Memory Model#
cuTile employs a memory model that permits the compiler and hardware to reorder operations for performance. As a result, without explicit synchronization, there is no guaranteed ordering of memory accesses across threads.
To coordinate memory accesses among threads, cuTile provides two attributes for atomic operations:
Memory Order: Defines the memory ordering semantics of an atomic operation.
Memory Scope: Defines the scope of threads that participate in memory ordering.
Synchronization occurs at a per-element granularity. Each element in the array participates independently in the memory model.

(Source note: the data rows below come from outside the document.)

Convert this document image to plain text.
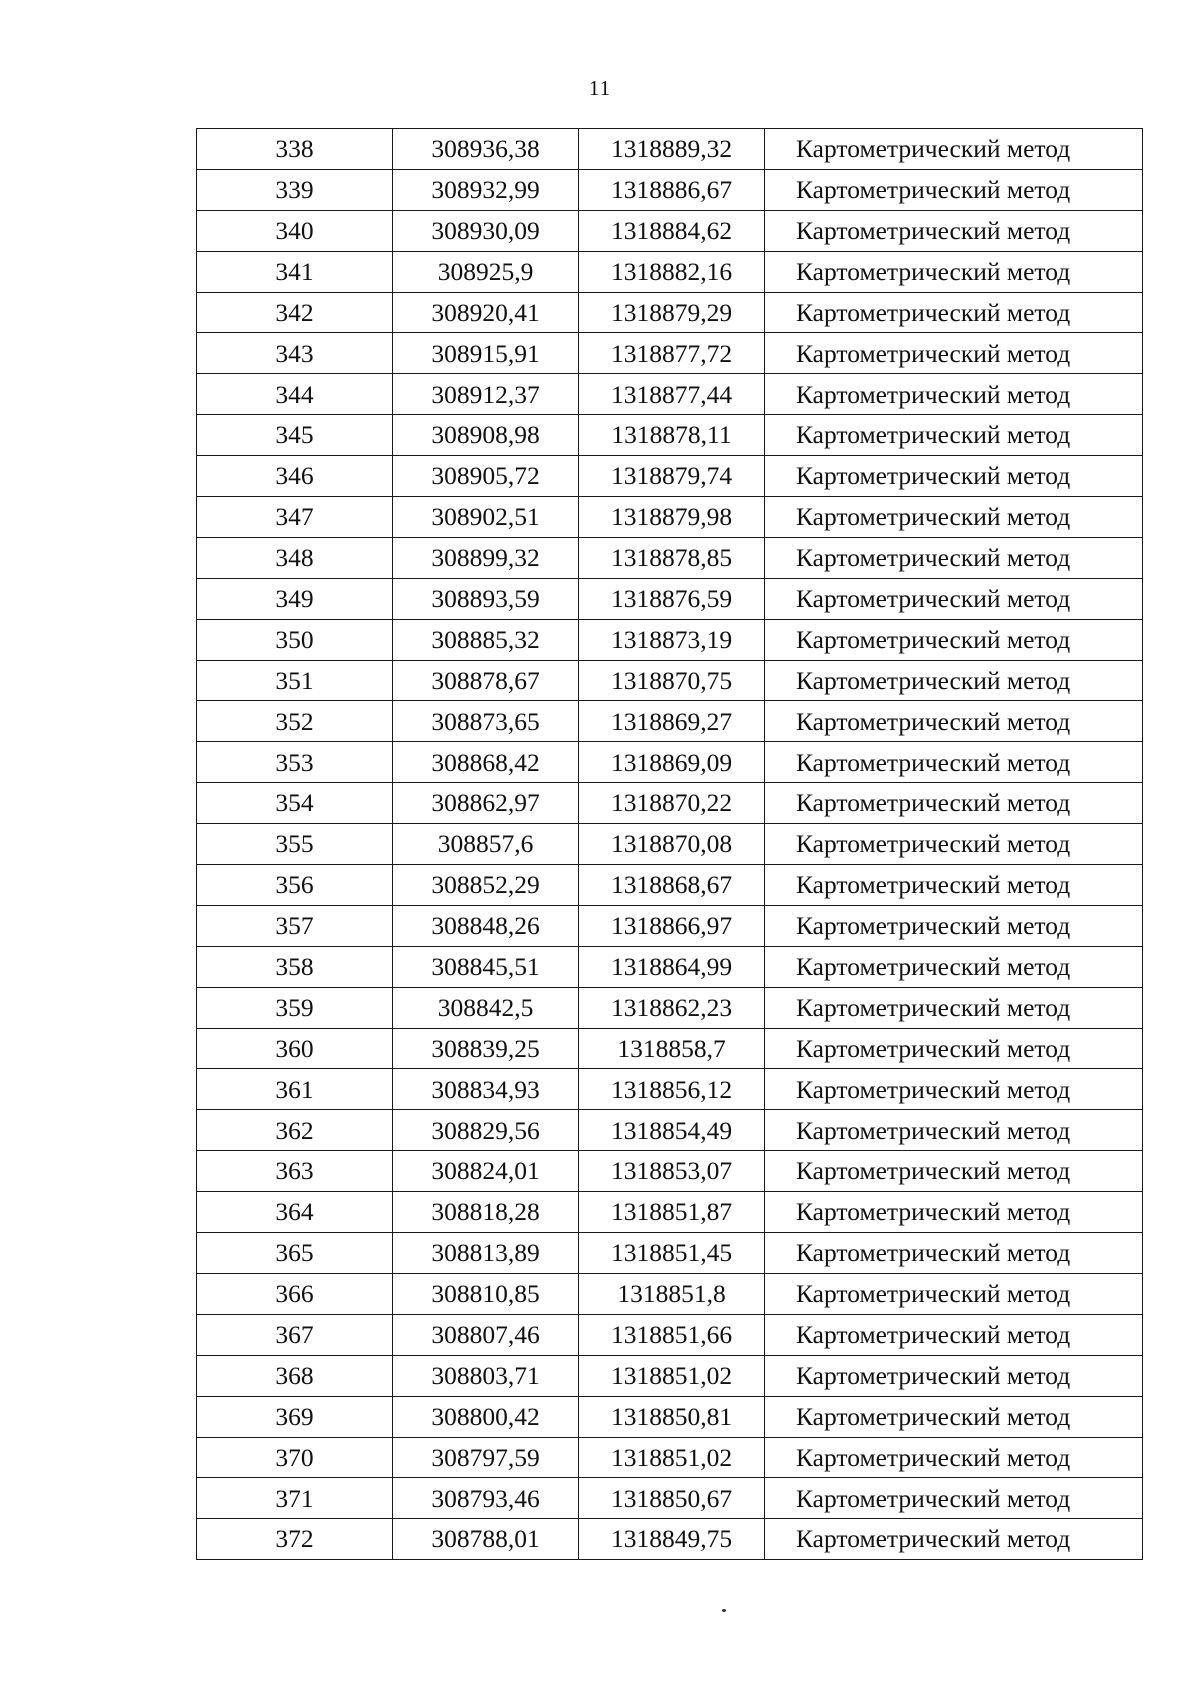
11
338	308936,38	1318889,32	Картометрический метод
339	308932,99	1318886,67	Картометрический метод
340	308930,09	1318884,62	Картометрический метод
341	308925,9	1318882,16	Картометрический метод
342	308920,41	1318879,29	Картометрический метод
343	308915,91	1318877,72	Картометрический метод
344	308912,37	1318877,44	Картометрический метод
345	308908,98	1318878,11	Картометрический метод
346	308905,72	1318879,74	Картометрический метод
347	308902,51	1318879,98	Картометрический метод
348	308899,32	1318878,85	Картометрический метод
349	308893,59	1318876,59	Картометрический метод
350	308885,32	1318873,19	Картометрический метод
351	308878,67	1318870,75	Картометрический метод
352	308873,65	1318869,27	Картометрический метод
353	308868,42	1318869,09	Картометрический метод
354	308862,97	1318870,22	Картометрический метод
355	308857,6	1318870,08	Картометрический метод
356	308852,29	1318868,67	Картометрический метод
357	308848,26	1318866,97	Картометрический метод
358	308845,51	1318864,99	Картометрический метод
359	308842,5	1318862,23	Картометрический метод
360	308839,25	1318858,7	Картометрический метод
361	308834,93	1318856,12	Картометрический метод
362	308829,56	1318854,49	Картометрический метод
363	308824,01	1318853,07	Картометрический метод
364	308818,28	1318851,87	Картометрический метод
365	308813,89	1318851,45	Картометрический метод
366	308810,85	1318851,8	Картометрический метод
367	308807,46	1318851,66	Картометрический метод
368	308803,71	1318851,02	Картометрический метод
369	308800,42	1318850,81	Картометрический метод
370	308797,59	1318851,02	Картометрический метод
371	308793,46	1318850,67	Картометрический метод
372	308788,01	1318849,75	Картометрический метод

For a more detailed explanation, see the Memory Model section in the Tile IR documentation.
Memory Order#
- class cuda.tile.MemoryOrder#
Memory ordering semantics of an atomic operation.
- RELAXED = 'relaxed'#
No ordering guarantees. Cannot be used to synchronize between threads.
- ACQUIRE = 'acquire'#
Acquire semantics. When this reads a value written by a release, the releasing thread’s prior writes become visible. Subsequent reads/writes within the same block cannot be reordered before this operation.
- RELEASE = 'release'#
Release semantics. When an acquire reads the value written by this, this thread’s prior writes become visible to the acquiring thread. Prior reads/writes within the same block cannot be reordered after this operation.
- ACQ_REL = 'acq_rel'#
Combined acquire and release semantics.
Memory Scope#
- class cuda.tile.MemoryScope#
The scope of threads that participate in memory ordering.
- BLOCK = 'block'#
Ordering guarantees apply to threads within the same block.
- DEVICE = 'device'#
Ordering guarantees apply to all threads on the same GPU.
- SYS = 'sys'#
Ordering guarantees apply to all threads across the entire system, including multiple GPUs and the host.